Чем далее к концу второй части Canzoniere, тем чаще слышится, среди явлений Лауры, покаянный голос, жалобы на дурно потраченные годы, на заблуждения, заглушавшие, семя добродетели. Остается молитва в надежде на спасение. Canzoniere кончается поэтически-страстным гимном к богородице:

Светлая дева, вовек неизменная,

В плаваньи бурном звезда путеводная,

Кормчий надежный в годину ненастную!

Знаешь ты скалы и камни подводные,

Видишь блужданья мои безысходные.

Долго боролась душа, удрученная

Долей враждебною, волею страстною.

Сердце измучено битвой напрасною,

Немощь мою ты от вражьего плена избавь,

Челн погибающий в пристань направь1.

1 Стихотворения Владимира Соловьева. СПБ. 1900, стр. 118, стр. 6: подражание 6-й и 7-й строкам оригинала.

Земля сокрыла ту, что при жизни заставляла изнывать мое сердце, еще теперь горюющее по ней. Не знала она ни одного из тысячи моих страданий (mali), a если б и знала, случилось бы то же, что и сталось, ибо всякое иное ее решение (voglia) было бы смертью мне, ей — дурной славой (fama rea). Пусть же всемогущий совершит то, что никому не удавалось: положит конец моей печали.

От любви и славы к исканию истины — таково настроение Петрарки, когда он еще был в «бурном море», как выразился он о себе в беседе с бл. Августином. Таково и содержание вводной (XXI) канцоны во вторую часть Ganzoniere. От любви и славы к покаянным признаниям последних сонетов Canzoniere и его заключительной молитве — та же последовательность, но мы ближе к «гавани»; позади остались дым славы и стыд любви, поскольку она отдана не богу? а смертному существу.

Но что же сталось с той возвышенной любовью, воспитывающей нравственно, ведущей не только к славе, но и к добродетели?

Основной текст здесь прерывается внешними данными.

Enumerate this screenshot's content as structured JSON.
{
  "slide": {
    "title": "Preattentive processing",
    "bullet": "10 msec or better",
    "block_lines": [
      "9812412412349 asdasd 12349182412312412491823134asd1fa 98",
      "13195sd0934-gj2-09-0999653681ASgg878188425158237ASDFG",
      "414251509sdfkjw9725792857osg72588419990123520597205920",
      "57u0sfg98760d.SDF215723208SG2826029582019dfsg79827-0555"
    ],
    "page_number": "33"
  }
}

Где то выспренное понимание Амура, взлелеянное уже провансальцами, которому Петрарка дал такое торжественное выражение в канцоне перед венчанием (XII)? Любовь — грех, или благодетельная сила? В «Триумфе-Целомудрия» торжествует над Амуром Лаура, и поэт велит сторожить его, пленного, целомудренным Ипполиту и Иосифу.. Петрарка не перерешает вопроса, но совершил акт поэтической справедливости, когда, за пять сонетов до молитвы. к богородице, поместил знаменательную XXVIII канцону. Очень вероятно, что написана она была ранее, в стиле провансальского joc partit; Петрарка еще пламенеет; ее место в Canzoniere определилось при своде, потребовавшем, вероятно, и соответствующих изменений текста.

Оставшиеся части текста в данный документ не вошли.